On Tuesday, Dean Eileen Galvez, Director of La Casa Cultural, sat down for a “Femininitea” at the Women’s Center about her values, her path to Yale, and her beliefs about womanhood.
While the Yale Women’s Center’s Facebook event described the event as an opportunity to talk to Galvez about “her life, her work, and her feminism,” Galvez questioned even the label of feminism, bringing up the tensions — especially in academic institutions — between theory and experience in the politics of womanhood.
“Am I a feminist? I don’t know. Am I a mujer? Yes, and I think I own that more,” Galvez mused to about twenty students seated in plush couches in the Women’s Center. Despite the relative absence of the word “feminism” in Galvez’ upbringing, the support and power in the framing of modern feminism was easily recognizable in the experiences she relayed to us. “My mom ran the show,” recalled Galvez.

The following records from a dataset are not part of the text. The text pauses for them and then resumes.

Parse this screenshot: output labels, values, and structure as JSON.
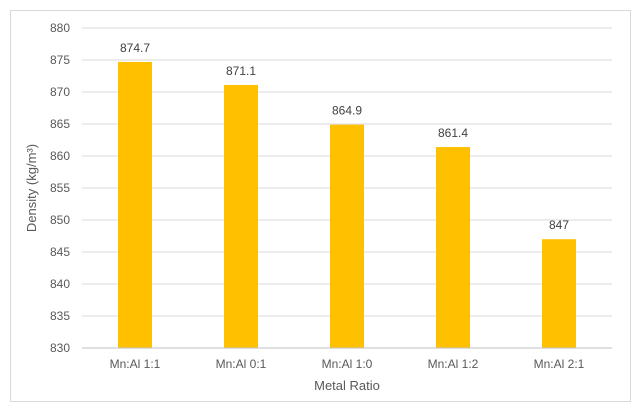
{
  "chart_data": {
    "type": "bar",
    "categories": [
      "Mn:Al 1:1",
      "Mn:Al 0:1",
      "Mn:Al 1:0",
      "Mn:Al 1:2",
      "Mn:Al 2:1"
    ],
    "values": [
      874.7,
      871.1,
      864.9,
      861.4,
      847
    ],
    "data_labels": [
      "874.7",
      "871.1",
      "864.9",
      "861.4",
      "847"
    ],
    "xlabel": "Metal Ratio",
    "ylabel": "Density (kg/m³)",
    "ylim": [
      830,
      880
    ],
    "yticks": [
      "830",
      "835",
      "840",
      "845",
      "850",
      "855",
      "860",
      "865",
      "870",
      "875",
      "880"
    ],
    "grid": true,
    "legend": "none",
    "bar_color": "#FFC000"
  }
}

For many women of color, the language of feminism has only recently been added to a culturally accessible vocabulary, and yet it describes the same sentiment of ownership and strength that has long been present in their lives.
And while the uncertain affinity that Galvez expressed on Tuesday for the term “feminism” is shared — often silently — by a large swath of women across the country and the world, it feels insulting for many others who take the theory and goals of feminism for granted, especially in predominantly-white academic institutions like Yale.

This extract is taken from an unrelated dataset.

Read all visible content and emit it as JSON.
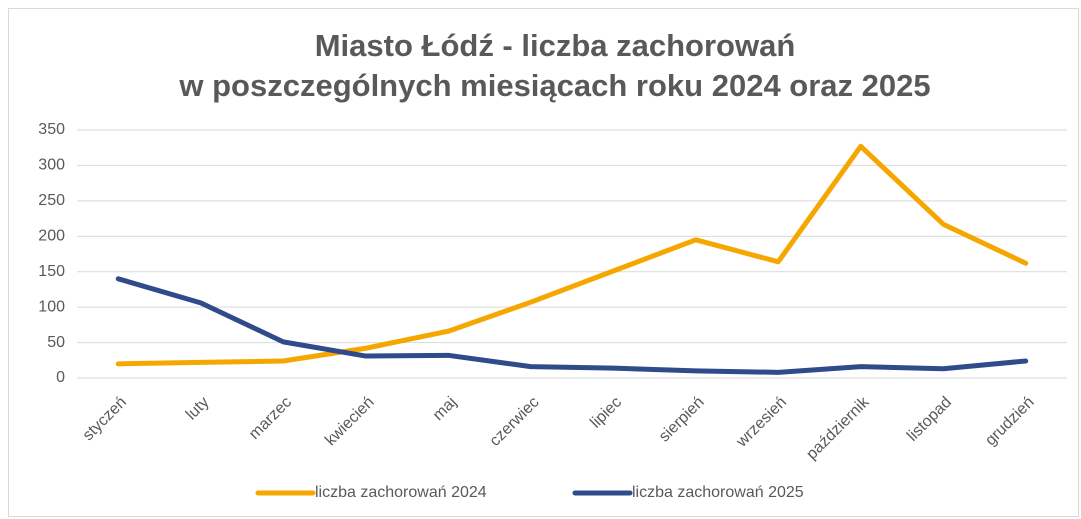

In practice, feminism is not always supported at selective institutions, but in theory, it nearly always receives loud backing, particularly by administrators and figureheads who can’t afford to be seen as dismissive of gender equality. Among college-age students, the assumption is even more stark. It raises more eyebrows if someone doesn’t identify as a feminist than if they do, regardless of gender. At Stanford, the Women’s Community Center distributes stickers visible on laptops and light poles throughout campus, declaring “Of Course I’m A Feminist” over a glittery silver background. Whether or not it’s displayed, the messaging of liberal college culture is nearly identical wherever you look.
The often-taboo doubts regarding feminism that Galvez openly discussed raise powerful conversations about unity among women. Does the solidarity that the word “feminism” provides outweigh the complicated white origins — and largely white path — of feminist theory? Are we at a point where we can share this word and put our full, collective energies behind it? And is the new language and focus of “intersectional feminism” an afterthought or a genuine, long-term shift in priorities?
As feminism continues to evolve, these are the questions that, if left unaddressed, could build a worldwide coalition with a fractured foundation. Galvez’ Femininitea serves as a timely reminder that we must constantly check the assumption that women in higher education, whether students or faculty, are unanimously on board with feminism — and whose feminism we are referring to, anyway.